Energy Secretary Chris Wright and Interior Secretary Doug Burgum defended the Trump administration’s pivot away from renewable energy in Italy on Wednesday, saying their plans to sharply expand U.S. fossil fuel exports were crucial to “peace and prosperity.”
The secretaries are swinging through Europe this week on a mission to secure contracts to sell more American fossil fuels and lobby the European Union to loosen environmental regulations that they have said are too onerous.
Mr. Wright said he and Mr. Burgum would be in Brussels on Thursday to discuss the European Union’s requirements that oil and gas companies limit leaks of methane, one of the most potent greenhouse gases, and a law requiring companies to prevent adverse human rights and environmental effects in their production process.
“There are a number of non-tariff barriers that are I think are problematic,” he said, speaking at a news conference in Italy.
The United States is currently the world’s biggest exporter of liquefied natural gas as well as the largest producer of oil. Since Russia’s invasion of Ukraine in 2022, Europe has largely replaced its purchase of Russian fuels with American ones, while heavily investing in wind and solar power.
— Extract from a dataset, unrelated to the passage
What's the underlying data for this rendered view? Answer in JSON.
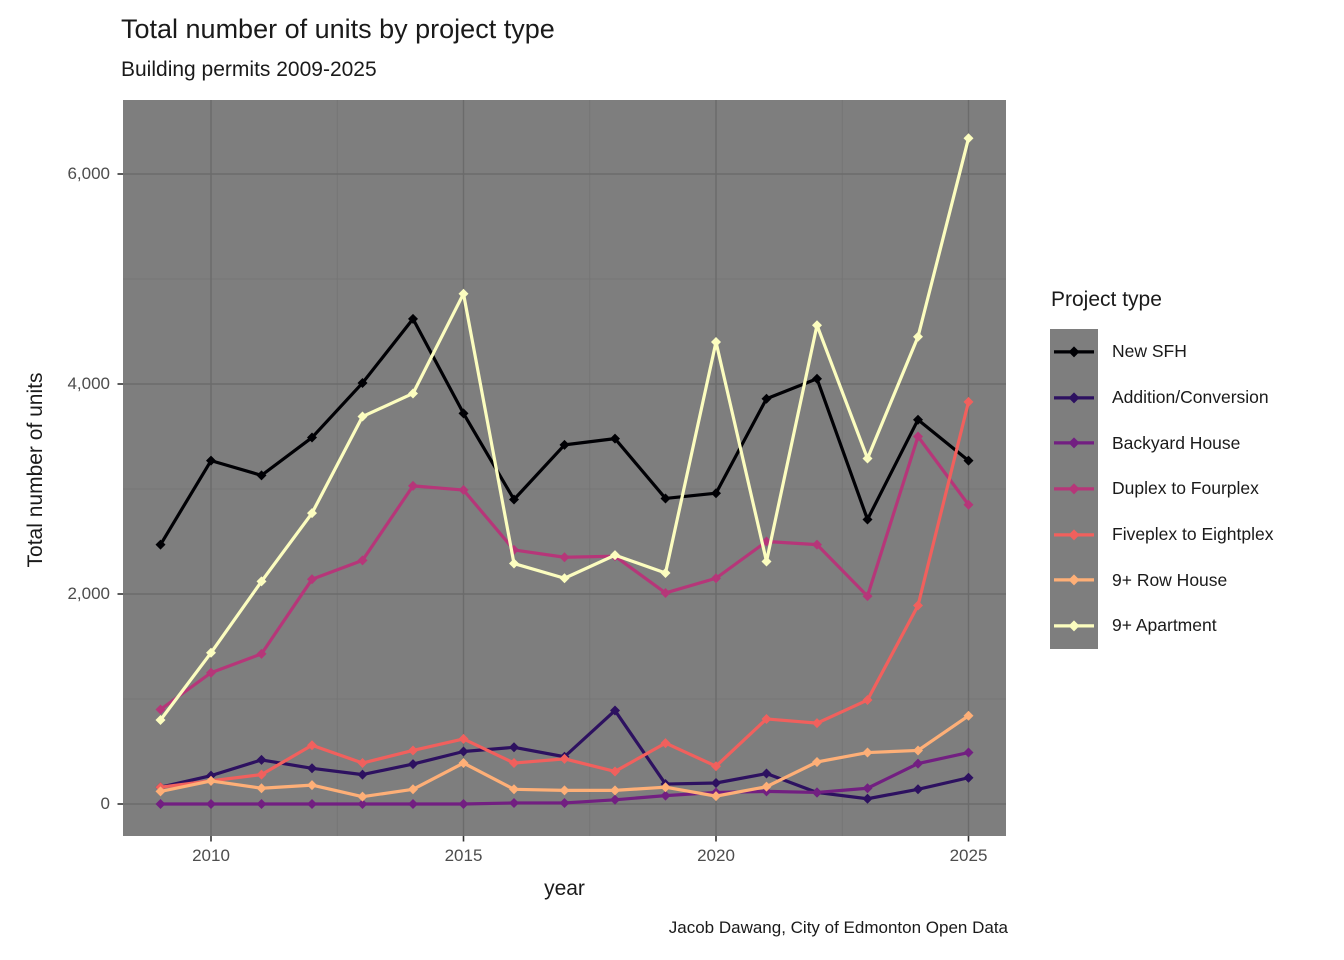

Renewable energy has taken off in Europe in part because many countries see it as a way of not having to rely on anyone else for their supply when they themselves don’t have significant reserves of fossil fuels.
But European policymakers have also taken the threat of climate change much more seriously. The European Union has a law that mandates a 55 percent reduction in its greenhouse gas emissions by 2030 and a zeroing them out by 2050.